The investor famed for his role in "The Big Short," Michael Burry, has indicated that after lagging behind other global markets in this year's artificial intelligence (AI) surge, now is an opportune moment for investors to seek out undervalued opportunities in the Hong Kong stock market.
Year-to-date, the Hang Seng Index in Hong Kong has declined by 4.9%, primarily pressured by weak consumer spending and diminished market confidence in China's e-commerce sector.
In contrast, driven by significant gains in South Korea's two largest chipmakers, the country's benchmark stock index has surged 62% this year. Japan's Nikkei 225 index has risen 26% since the start of 2026, while the iShares Semiconductor ETF (SOXX), which tracks the semiconductor sector, has soared an impressive 76% over the same period.
Burry posted on social platform X this Friday, stating, "As the glow fades from Korea, Japan, and SOXX, now is a great time, especially, to go hunting in Hong Kong for cheap stocks that can do well."

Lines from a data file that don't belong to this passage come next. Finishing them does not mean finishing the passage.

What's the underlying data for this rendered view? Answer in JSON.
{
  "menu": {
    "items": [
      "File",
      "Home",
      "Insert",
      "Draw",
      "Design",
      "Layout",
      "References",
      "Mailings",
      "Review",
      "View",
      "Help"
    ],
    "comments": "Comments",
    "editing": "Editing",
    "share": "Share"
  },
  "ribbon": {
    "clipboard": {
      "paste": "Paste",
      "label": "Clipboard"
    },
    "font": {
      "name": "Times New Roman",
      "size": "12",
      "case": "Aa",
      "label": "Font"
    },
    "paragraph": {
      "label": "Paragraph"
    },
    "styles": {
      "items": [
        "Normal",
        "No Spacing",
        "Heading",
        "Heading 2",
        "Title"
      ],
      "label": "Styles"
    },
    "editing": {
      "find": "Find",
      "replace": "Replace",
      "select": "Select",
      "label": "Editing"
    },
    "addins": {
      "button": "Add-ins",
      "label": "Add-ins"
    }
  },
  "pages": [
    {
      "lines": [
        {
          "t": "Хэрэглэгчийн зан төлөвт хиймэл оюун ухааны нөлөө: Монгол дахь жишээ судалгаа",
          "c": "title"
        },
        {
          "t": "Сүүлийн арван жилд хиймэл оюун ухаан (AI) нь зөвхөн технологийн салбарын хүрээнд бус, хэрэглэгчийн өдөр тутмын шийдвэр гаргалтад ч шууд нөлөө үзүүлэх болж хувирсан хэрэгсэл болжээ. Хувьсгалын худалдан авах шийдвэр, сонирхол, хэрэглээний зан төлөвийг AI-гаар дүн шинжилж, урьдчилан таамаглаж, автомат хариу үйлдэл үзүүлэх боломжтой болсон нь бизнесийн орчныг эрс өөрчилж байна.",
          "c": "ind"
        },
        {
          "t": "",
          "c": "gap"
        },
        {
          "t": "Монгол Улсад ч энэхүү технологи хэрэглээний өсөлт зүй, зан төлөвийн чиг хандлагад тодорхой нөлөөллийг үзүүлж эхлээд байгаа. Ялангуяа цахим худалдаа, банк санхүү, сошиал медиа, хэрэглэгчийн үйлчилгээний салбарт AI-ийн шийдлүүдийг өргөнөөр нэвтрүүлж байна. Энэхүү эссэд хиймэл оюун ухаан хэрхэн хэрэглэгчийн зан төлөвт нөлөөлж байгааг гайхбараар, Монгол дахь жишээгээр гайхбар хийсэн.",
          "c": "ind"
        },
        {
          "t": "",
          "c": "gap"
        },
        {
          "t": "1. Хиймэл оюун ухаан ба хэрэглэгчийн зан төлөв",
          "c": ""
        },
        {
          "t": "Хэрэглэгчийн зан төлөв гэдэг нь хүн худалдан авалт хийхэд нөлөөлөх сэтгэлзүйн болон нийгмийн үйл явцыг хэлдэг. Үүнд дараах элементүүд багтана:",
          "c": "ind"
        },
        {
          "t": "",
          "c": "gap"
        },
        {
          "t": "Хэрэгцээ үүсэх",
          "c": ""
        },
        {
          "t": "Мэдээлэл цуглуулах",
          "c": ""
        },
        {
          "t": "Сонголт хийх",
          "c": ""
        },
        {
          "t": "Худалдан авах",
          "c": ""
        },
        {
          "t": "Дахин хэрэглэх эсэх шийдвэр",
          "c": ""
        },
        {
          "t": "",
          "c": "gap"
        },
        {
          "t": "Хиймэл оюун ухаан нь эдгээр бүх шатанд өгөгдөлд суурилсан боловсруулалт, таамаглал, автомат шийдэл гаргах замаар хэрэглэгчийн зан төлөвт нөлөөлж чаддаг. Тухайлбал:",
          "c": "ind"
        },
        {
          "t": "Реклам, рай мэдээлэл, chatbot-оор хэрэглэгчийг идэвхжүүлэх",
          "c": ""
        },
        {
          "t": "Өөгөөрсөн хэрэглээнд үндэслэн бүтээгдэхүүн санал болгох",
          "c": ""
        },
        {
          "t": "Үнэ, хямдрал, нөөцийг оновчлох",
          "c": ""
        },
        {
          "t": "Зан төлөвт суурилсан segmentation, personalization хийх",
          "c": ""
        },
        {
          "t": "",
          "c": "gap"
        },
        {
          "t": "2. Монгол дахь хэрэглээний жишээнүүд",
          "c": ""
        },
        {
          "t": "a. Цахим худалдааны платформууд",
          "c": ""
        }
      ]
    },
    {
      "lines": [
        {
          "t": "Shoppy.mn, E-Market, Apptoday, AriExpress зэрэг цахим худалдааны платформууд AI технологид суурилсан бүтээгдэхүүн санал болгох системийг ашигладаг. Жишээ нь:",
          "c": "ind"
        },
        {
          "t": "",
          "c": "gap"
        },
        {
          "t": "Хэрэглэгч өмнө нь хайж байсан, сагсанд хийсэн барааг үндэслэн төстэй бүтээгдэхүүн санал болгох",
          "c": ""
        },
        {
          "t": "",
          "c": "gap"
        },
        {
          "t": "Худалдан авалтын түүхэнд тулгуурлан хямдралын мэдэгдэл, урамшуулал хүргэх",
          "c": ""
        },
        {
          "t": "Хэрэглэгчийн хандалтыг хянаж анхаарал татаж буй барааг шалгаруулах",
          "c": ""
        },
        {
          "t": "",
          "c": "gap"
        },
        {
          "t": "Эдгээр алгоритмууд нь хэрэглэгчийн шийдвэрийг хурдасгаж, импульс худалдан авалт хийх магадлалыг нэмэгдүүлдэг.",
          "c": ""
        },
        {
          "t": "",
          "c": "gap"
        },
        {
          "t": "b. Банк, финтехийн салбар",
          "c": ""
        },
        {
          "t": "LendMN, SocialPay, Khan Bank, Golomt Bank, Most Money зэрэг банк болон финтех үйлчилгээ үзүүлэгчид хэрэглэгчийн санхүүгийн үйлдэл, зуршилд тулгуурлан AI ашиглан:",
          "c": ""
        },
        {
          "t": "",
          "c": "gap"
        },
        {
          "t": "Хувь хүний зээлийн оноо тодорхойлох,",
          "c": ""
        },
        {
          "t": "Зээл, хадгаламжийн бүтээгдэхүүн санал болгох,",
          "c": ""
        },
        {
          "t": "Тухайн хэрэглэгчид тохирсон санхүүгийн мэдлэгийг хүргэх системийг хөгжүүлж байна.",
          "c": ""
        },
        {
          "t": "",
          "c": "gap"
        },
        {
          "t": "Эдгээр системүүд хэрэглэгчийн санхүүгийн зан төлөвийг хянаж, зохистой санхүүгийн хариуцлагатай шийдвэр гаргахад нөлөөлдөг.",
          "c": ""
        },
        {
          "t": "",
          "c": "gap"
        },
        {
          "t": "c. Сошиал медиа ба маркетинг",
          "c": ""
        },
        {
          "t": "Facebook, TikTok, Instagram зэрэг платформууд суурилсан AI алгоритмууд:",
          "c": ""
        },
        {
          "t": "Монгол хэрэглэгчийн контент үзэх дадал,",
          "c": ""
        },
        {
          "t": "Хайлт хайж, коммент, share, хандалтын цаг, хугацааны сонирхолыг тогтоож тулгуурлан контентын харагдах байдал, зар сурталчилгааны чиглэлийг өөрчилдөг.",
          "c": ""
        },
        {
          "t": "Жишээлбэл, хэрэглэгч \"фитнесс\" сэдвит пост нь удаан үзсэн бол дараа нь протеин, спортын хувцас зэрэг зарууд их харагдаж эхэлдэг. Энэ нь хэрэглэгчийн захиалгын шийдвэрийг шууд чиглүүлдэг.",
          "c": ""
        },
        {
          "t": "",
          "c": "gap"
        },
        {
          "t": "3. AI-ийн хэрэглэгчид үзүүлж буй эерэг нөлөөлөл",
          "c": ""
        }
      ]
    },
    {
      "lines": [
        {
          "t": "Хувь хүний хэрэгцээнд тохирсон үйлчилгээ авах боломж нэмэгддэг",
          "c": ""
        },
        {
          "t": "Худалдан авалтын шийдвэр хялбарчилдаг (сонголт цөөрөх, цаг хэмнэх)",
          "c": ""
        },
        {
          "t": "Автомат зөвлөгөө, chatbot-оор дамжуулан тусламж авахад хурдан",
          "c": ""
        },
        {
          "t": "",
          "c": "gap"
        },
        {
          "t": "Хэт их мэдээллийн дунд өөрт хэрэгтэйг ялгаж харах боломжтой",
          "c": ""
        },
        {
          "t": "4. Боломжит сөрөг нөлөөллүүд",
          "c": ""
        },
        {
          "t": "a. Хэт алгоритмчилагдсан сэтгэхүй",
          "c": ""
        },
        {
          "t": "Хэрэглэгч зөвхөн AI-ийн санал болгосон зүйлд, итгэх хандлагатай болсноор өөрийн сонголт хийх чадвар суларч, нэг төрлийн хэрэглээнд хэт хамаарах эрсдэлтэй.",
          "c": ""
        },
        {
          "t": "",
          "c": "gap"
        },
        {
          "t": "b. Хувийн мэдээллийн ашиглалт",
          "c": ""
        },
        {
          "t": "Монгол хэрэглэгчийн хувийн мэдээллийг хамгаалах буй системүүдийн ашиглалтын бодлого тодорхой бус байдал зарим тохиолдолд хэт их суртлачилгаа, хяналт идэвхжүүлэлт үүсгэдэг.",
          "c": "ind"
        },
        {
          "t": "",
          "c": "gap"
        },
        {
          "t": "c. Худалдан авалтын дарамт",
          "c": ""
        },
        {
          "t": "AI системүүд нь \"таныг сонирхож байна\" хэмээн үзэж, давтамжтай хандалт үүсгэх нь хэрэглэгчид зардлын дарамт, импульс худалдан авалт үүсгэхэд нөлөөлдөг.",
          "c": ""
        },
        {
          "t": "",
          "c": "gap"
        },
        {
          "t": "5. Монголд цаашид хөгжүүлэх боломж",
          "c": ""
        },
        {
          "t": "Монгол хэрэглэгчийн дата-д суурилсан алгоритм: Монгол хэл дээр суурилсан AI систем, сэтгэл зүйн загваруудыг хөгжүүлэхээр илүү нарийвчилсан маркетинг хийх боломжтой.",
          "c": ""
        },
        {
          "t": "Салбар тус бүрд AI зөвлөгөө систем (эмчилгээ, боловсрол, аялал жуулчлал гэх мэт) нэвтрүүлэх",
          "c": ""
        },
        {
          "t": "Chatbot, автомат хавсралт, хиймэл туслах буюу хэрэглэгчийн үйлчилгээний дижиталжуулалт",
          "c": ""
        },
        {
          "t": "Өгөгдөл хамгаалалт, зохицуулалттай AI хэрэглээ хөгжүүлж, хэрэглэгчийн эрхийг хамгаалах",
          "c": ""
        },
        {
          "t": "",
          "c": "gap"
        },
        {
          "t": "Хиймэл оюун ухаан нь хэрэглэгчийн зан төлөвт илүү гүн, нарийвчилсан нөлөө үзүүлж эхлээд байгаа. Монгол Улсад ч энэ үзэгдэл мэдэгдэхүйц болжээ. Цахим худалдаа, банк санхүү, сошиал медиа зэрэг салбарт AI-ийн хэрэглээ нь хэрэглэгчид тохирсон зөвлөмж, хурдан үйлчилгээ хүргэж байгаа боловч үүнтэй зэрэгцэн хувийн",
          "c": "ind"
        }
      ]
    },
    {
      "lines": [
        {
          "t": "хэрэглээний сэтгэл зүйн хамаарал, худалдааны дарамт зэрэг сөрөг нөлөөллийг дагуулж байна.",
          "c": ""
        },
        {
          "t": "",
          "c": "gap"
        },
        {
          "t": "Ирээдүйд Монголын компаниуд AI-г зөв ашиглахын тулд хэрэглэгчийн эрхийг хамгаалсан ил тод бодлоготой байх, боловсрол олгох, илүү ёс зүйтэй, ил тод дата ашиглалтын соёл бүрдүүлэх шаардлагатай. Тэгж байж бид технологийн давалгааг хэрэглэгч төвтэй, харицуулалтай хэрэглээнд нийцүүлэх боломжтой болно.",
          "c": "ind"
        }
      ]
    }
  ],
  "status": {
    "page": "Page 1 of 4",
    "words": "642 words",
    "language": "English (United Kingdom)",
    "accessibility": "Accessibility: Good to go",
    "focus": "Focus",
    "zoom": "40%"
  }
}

Earlier this month, Burry also mentioned that he had increased his holdings in the Chinese e-commerce company JD.com.
Burry gained fame for successfully shorting the U.S. housing market before the 2008 global financial crisis. His latest comments come as the global sell-off in chip stocks intensifies.
Growing skepticism about AI companies' ability to commercialize their technology and generate returns on massive capital expenditures is shaking investor confidence in the AI supply chain.
Concurrently, a growing number of institutions are expressing optimism about the Hong Kong stock market. Morgan Stanley recently also advised investors to consider buying Hong Kong stocks on dips, citing, among other reasons, market optimism regarding corporate earnings prospects.